This nvidia-smi command will fail in contexts where a GPU is unavailable or has not been allocated.

For example, if you run it on the login node, you’ll get a message like this.

nvidia-smi
NVIDIA-SMI has failed because it couldn't communicate with the NVIDIA driver. Make sure that the latest NVIDIA driver is installed and running

It prints this failure message because nodes without GPUs don’t have a driver installed.

RACS has a guide on configuring interactive jobs on Talapas if you’d like to read more.

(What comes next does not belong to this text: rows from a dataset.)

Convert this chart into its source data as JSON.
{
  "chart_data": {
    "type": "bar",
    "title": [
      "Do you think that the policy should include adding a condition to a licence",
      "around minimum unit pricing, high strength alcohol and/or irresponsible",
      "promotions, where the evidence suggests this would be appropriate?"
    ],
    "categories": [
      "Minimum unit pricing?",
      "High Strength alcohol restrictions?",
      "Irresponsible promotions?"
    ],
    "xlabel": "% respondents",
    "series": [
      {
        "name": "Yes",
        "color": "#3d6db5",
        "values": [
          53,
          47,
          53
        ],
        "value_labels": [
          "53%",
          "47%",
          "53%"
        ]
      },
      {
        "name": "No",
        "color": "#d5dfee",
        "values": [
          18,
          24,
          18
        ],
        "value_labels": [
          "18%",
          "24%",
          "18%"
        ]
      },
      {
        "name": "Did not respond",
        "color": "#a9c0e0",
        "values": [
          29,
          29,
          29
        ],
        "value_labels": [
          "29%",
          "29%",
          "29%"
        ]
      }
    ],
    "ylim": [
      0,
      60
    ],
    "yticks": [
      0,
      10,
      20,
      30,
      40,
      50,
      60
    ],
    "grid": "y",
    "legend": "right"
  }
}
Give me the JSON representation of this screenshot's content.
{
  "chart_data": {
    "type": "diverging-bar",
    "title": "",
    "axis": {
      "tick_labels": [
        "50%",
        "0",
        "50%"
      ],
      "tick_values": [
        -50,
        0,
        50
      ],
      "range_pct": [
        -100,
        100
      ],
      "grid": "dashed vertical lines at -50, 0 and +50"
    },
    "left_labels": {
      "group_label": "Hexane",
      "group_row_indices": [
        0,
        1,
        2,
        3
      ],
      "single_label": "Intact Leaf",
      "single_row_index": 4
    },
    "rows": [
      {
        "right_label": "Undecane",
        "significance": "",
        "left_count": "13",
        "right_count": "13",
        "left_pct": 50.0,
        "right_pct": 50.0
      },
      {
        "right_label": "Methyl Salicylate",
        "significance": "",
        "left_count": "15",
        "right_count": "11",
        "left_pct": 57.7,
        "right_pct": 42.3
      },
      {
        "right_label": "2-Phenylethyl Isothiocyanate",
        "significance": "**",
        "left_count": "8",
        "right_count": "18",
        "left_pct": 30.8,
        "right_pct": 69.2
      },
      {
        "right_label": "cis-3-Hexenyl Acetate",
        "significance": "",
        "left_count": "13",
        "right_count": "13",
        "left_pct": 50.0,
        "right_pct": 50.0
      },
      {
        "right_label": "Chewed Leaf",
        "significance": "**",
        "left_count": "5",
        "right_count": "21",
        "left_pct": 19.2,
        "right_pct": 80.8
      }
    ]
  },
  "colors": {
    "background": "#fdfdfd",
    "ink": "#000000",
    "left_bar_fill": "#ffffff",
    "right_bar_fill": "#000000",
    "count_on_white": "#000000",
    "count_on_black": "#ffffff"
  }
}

Quick Slurm Scheduling Tips

  • Read the resource descriptions carefully: jobs that exceed their request time, memory, or processor usage will be automatically killed.
  • Need to run for more than 24 hours? You must use computelong, gpulong, or memorylong.
  • Most jobs should have --ntasks-per-node=1 and --cpus-per-task=1 if they do not reference tools or code that is explicitly multiprocessor code.
  • Remember to exit interactive jobs when you’re finished to free up resources for your colleagues.

Today’s Slurm Commands

command description example usage
sbatch [jobfile] queues a Slurm job sbatch my_job.sh
sacct lists (your) recent jobs and subjobs sacct
squeue -u [user] gets status of running or queued slurm jobs for user squeue -u [yourDuckID]
scancel [jobid] cancels job jobid scancel [jobid]
srun launches interactive shell session on a compute node srun --partition=compute --account=racs_training --pty bash
sinfo lists information on available partitions sinfo